You can tell that in a very brief conversation with her that [doing things in students’ best interest] is her number one priority.”
— Principal John Duellman
The 2022-23 school year is the first time Menna has gone as far as to receive assistance from and train another teacher to take over her position. She began mentoring history teacher Joshua Dobbs in August 2022 on how to oversee the SCA, sharing skills including how to organize SCA paperwork and decorate for a city life-themed homecoming dance.
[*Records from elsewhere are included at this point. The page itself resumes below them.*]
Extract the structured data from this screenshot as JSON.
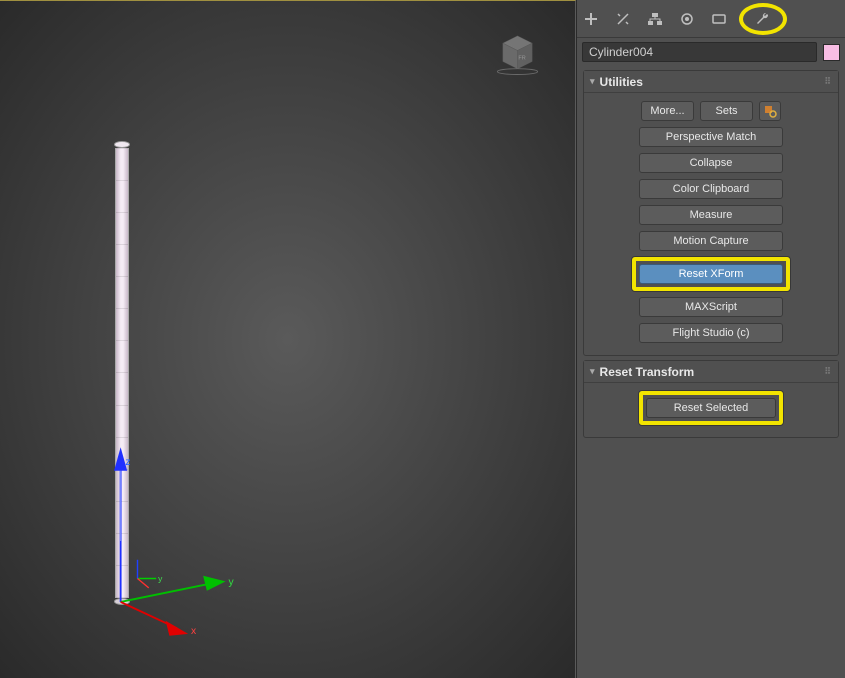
{
  "object_name": "Cylinder004",
  "swatch_color": "#f8bde4",
  "rollouts": {
    "utilities": {
      "title": "Utilities",
      "more": "More...",
      "sets": "Sets",
      "items": [
        "Perspective Match",
        "Collapse",
        "Color Clipboard",
        "Measure",
        "Motion Capture",
        "Reset XForm",
        "MAXScript",
        "Flight Studio (c)"
      ]
    },
    "reset_transform": {
      "title": "Reset Transform",
      "button": "Reset Selected"
    }
  }
}
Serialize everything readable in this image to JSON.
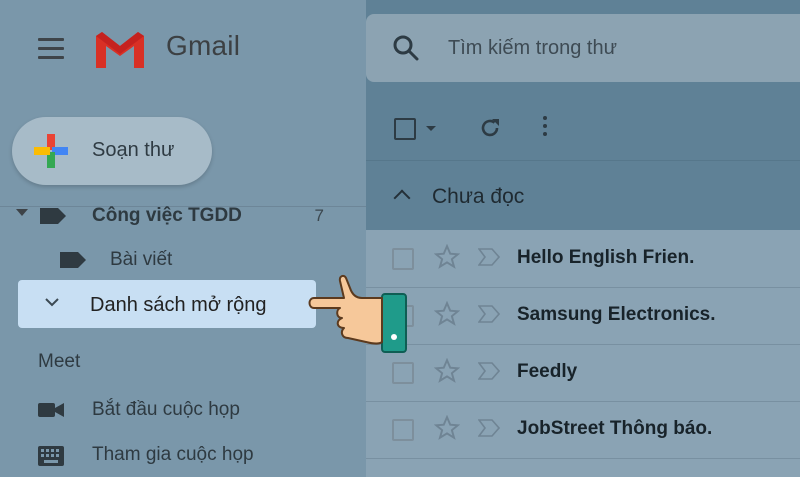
{
  "app": {
    "name": "Gmail"
  },
  "search": {
    "placeholder": "Tìm kiếm trong thư"
  },
  "compose": {
    "label": "Soạn thư"
  },
  "sidebar": {
    "labels": [
      {
        "name": "Công việc TGDD",
        "count": "7"
      },
      {
        "name": "Bài viết"
      }
    ],
    "expand": {
      "label": "Danh sách mở rộng"
    },
    "meet": {
      "title": "Meet",
      "items": [
        {
          "label": "Bắt đầu cuộc họp",
          "icon": "video-camera-icon"
        },
        {
          "label": "Tham gia cuộc họp",
          "icon": "keyboard-icon"
        }
      ]
    }
  },
  "main": {
    "section_title": "Chưa đọc",
    "emails": [
      {
        "sender": "Hello English Frien."
      },
      {
        "sender": "Samsung Electronics."
      },
      {
        "sender": "Feedly"
      },
      {
        "sender": "JobStreet Thông báo."
      }
    ]
  },
  "colors": {
    "sidebar_bg": "#7a97aa",
    "highlight": "#c8dff3",
    "gmail_red": "#ea4335"
  }
}
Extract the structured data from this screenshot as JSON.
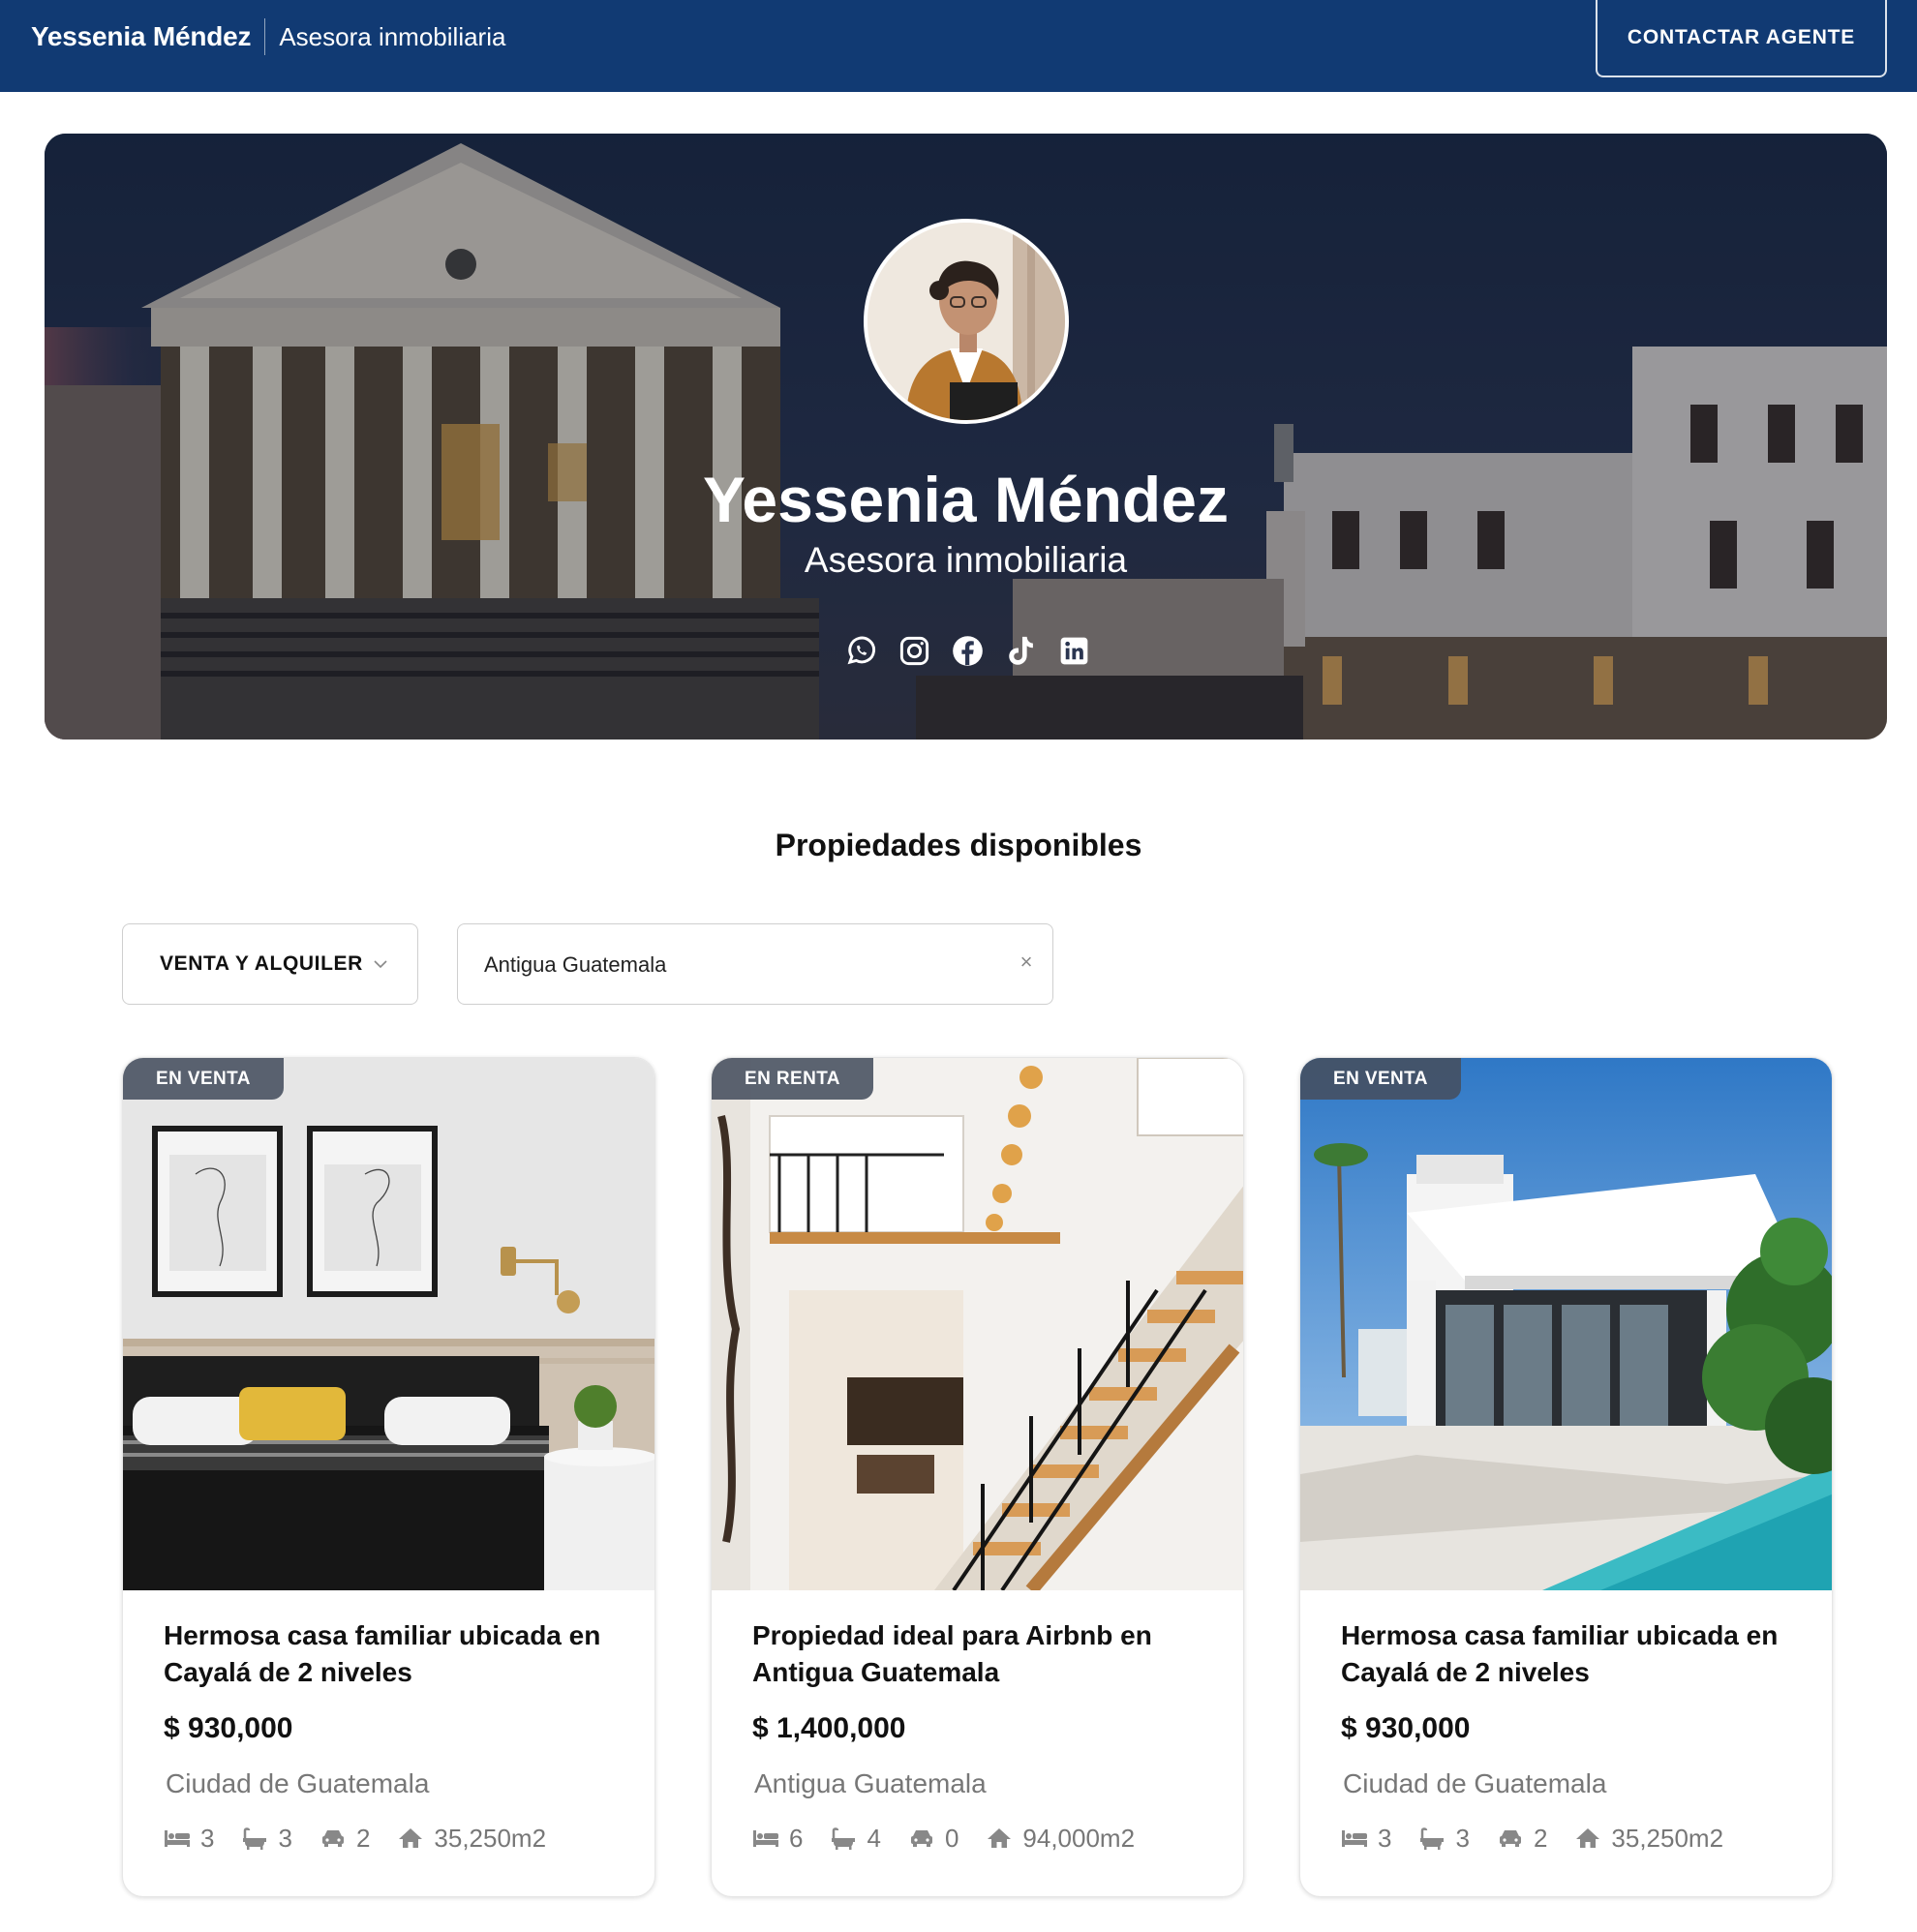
{
  "header": {
    "brand_name": "Yessenia Méndez",
    "brand_role": "Asesora inmobiliaria",
    "contact_button": "CONTACTAR AGENTE"
  },
  "hero": {
    "name": "Yessenia Méndez",
    "role": "Asesora inmobiliaria",
    "socials": [
      "whatsapp-icon",
      "instagram-icon",
      "facebook-icon",
      "tiktok-icon",
      "linkedin-icon"
    ]
  },
  "listings": {
    "title": "Propiedades disponibles",
    "filter_type": "VENTA Y ALQUILER",
    "location_value": "Antigua Guatemala",
    "clear_symbol": "×",
    "cards": [
      {
        "badge": "EN VENTA",
        "title": "Hermosa casa familiar ubicada en Cayalá de 2 niveles",
        "price": "$ 930,000",
        "location": "Ciudad de Guatemala",
        "beds": "3",
        "baths": "3",
        "parking": "2",
        "area": "35,250m2"
      },
      {
        "badge": "EN RENTA",
        "title": "Propiedad ideal para Airbnb en Antigua Guatemala",
        "price": "$ 1,400,000",
        "location": "Antigua Guatemala",
        "beds": "6",
        "baths": "4",
        "parking": "0",
        "area": "94,000m2"
      },
      {
        "badge": "EN VENTA",
        "title": "Hermosa casa familiar ubicada en Cayalá de 2 niveles",
        "price": "$ 930,000",
        "location": "Ciudad de Guatemala",
        "beds": "3",
        "baths": "3",
        "parking": "2",
        "area": "35,250m2"
      }
    ]
  },
  "colors": {
    "header_bg": "#113a73",
    "badge_bg": "#464e5f",
    "muted_text": "#777777"
  }
}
Like many other teachers, Dobbs has noticed Menna’s intense dedication and focus in her work while working with her. “[She has always been great at handling] technology, staying organized with everything, and making sure that we have all of these checklists,” Dobbs said. “[I think I am going to] just take it one step at a time next year.”
Even with Dobbs assisting the SCA as a co-sponsor, Menna feels a certain added pressure to ensure that the SCA is able to continue serving students to the best of their ability in future years.
SCA will be different without Menna, but her impact remains evident through her guidance over the student and faculty’s unmatched school spirit, the school’s award-winning yearbook, and her high-performing history students.
Though she will remain a history and yearbook teacher and the history department chair, Menna feels that a part of her school persona is leaving her, but looks forward to a new chapter. From staying up in the early hours of the morning to verify homecoming payments on the school payment portal to preparing decorations for prom, Menna has made some of her fondest memories in SCA and never let her busy schedule limit her from taking on new responsibilities. “She has supported as many individuals as possible to give students a well-rounded experience [in high school],” Hacikyan said.
Despite her step down, students and staff alike will continue to benefit from and enjoy Menna’s unique character and attitude. “Ms. Menna’s wicked sense of humor is certainly one of my favorite qualities about her,” Webb said. “She has the ability to say a sarcastic comment at the most perfect moment that makes everyone in the room laugh.”